Shopping for the holidays inevitably leads me to the doorstep of my favorite wine merchant, whether the goal is stocking my own wine closet or stuffing the stocking of a loved one. This is more often than not an expensive shopping spree, for it’s the time of year I have my eye on the best bubblies as well as a few choice dessert wines.

And if money were no object and I had in mind an absolutely wonderful white wine for a friend, I would most likely spring for the $80 or so and snag a bottle of the 2004 premier cru white Burgundy Marquis de Laguiche from Joseph Drouhin. Great wine from a great vintage, a premier cru with just as much potential as any grand cru you could think of.

So maybe I don’t like this person to the tune of 80 bucks? No problem. Either the 2004 Domaine Drouhin Oregon ‘Arthur’ Chardonnay ($40) or the 2004 Bouchaine Chardonnay ($20) will do just fine.

Should I decide a bottle of red is in order, I’ve recently tasted the two finest Cabernet Sauvignons from the Napa Valley that I’ve had this year. My first choice would be the 2003 Spottswoode Cabernet Sauvignon ($115), but the 2003 Duckhorn ‘Patzimaro Vineyard’ Cabernet ($95) is in the same league. I give both a rating of 97 points.

My budget red-wine buddies will either get the 2004 Parallel Cabernet Sauvignon ($48) or the 2003 Pikes SMG Assemblage ($20) from South Australia. By the way, SMG stands for Shiraz, Mourvedre and Grenache and it’s an incredibly yummy combination and a downright steal at the price.

Come to think of it, I should try to keep some cash in reserve for the bubbly. My favorite Champagnes these days are the 1995 Charles Heidsieck ‘Blanc des Millenaires’ ($100) and the Laurent-Perrier non-vintage Brut Rose Champagne ($60). The rose sparkler from J Wine Company is a superlative alternative to the Laurent-Perrier, however, and at $32 comes mighty close in quality to the great one from France.

Others I’d love if I can catch a deal are the 1998 Dom Perignon ($140 suggested retail, but the Costcos in California often sell it for less than $100 a bottle around the holidays); Pommery non-vintage Brut Champagne ($40); and the 1999 J Schram ($90) from the Napa Valley.

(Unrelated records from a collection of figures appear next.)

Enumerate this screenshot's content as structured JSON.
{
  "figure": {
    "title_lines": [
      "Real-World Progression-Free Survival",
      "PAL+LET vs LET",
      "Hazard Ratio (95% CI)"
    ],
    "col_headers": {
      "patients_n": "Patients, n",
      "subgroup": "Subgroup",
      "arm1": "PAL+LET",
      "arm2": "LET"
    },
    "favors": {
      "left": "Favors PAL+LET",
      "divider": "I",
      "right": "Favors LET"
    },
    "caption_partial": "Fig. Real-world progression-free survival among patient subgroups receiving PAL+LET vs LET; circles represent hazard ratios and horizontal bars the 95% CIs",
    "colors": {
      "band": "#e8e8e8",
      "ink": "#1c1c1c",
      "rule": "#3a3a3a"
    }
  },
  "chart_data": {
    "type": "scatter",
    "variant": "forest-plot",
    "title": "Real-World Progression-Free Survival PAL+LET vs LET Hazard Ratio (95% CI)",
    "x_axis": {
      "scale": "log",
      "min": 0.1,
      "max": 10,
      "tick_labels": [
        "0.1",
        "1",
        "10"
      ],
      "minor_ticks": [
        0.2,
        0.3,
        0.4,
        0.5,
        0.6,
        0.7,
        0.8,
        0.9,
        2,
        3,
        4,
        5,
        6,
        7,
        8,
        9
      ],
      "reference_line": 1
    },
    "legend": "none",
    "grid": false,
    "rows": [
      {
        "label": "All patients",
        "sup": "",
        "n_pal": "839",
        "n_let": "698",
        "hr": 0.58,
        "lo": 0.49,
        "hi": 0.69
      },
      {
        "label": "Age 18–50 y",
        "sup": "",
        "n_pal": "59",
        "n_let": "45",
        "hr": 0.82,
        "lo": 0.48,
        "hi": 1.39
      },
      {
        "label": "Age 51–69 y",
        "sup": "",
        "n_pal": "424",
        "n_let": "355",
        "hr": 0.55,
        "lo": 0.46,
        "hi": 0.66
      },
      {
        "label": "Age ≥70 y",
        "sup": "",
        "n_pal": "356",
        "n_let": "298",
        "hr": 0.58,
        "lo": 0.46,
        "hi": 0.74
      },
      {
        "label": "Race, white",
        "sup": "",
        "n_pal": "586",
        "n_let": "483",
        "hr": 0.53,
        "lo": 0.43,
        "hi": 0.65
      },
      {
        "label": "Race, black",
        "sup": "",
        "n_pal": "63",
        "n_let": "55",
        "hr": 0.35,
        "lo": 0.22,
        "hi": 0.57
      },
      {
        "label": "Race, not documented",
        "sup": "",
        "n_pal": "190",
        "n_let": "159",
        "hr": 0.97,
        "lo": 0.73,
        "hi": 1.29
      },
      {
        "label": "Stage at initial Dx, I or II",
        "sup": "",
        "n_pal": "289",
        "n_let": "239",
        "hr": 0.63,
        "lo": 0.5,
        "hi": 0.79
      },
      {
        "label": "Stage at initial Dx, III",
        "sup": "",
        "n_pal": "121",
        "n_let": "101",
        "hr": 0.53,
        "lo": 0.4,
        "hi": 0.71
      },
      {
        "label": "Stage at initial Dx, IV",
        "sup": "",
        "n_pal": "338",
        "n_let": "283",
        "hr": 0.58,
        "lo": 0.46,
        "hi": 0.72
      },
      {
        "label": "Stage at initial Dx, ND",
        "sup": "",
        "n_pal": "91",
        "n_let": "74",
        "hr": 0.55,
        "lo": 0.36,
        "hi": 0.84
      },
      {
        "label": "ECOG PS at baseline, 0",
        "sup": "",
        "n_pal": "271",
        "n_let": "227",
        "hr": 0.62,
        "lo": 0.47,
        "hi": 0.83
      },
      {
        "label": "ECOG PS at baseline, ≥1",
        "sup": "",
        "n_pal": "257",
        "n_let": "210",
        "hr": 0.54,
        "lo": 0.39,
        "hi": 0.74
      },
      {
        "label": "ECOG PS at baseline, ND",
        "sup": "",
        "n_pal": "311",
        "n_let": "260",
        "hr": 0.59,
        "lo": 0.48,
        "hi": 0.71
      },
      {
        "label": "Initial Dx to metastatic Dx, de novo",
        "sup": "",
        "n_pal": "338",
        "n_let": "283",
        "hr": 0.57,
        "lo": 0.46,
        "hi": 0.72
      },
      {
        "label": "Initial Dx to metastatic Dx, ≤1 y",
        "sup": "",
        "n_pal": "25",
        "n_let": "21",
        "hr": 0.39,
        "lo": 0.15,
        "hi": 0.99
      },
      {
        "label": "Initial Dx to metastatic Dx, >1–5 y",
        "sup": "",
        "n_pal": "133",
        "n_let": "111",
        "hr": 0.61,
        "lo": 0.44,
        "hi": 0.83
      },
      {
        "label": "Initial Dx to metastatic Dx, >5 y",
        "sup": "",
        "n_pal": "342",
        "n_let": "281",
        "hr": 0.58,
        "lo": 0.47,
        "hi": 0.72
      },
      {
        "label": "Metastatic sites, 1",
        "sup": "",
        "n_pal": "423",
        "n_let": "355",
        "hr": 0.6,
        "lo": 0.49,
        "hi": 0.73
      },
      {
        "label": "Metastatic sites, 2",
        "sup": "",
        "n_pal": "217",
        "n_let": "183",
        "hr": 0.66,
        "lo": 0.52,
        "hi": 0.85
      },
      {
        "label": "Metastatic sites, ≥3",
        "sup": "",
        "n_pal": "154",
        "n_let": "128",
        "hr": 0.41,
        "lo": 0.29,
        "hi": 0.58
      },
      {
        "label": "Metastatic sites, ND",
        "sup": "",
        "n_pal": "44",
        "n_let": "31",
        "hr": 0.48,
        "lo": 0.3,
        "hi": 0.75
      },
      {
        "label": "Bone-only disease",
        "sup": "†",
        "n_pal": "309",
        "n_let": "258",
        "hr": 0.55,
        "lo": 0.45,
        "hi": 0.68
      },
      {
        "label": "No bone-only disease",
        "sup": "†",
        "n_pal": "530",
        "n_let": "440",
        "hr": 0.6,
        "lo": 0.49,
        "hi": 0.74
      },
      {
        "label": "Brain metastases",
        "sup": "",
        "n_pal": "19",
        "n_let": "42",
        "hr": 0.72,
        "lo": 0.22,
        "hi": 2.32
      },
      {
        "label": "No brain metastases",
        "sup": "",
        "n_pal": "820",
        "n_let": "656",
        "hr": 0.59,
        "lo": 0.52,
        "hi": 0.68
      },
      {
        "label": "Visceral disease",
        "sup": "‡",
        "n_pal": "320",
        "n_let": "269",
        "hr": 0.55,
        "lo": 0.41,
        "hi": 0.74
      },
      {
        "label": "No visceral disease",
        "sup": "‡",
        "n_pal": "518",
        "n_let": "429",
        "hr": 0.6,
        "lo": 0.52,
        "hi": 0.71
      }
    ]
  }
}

For a party I’ll be all over the Folonari Prosecco, Brio, which I can find for less than $9 and everyone loves it. It’s light and easy to drink, lower in alcohol than most other wines and it opens with the flick of a bottle opener.

Ah, but I’ve also got a sweet tooth. I’m not sure why I serve more dessert wines over the holidays than at any other time of the year, but I do. It’s the perfect end to a festive dinner. I’m quite fond of the 2002 Dolce ($80), which is California’s answer to Chateau d’Yquem. I know the Dolce gang hates to hear that, but it’s so true.

Now, if I could only lay my hands on a powerful Graham’s Vintage Port ($100), or the more delicate yet superb Smith-Woodhouse Vintage Port ($45), maybe I could skip the malls altogether!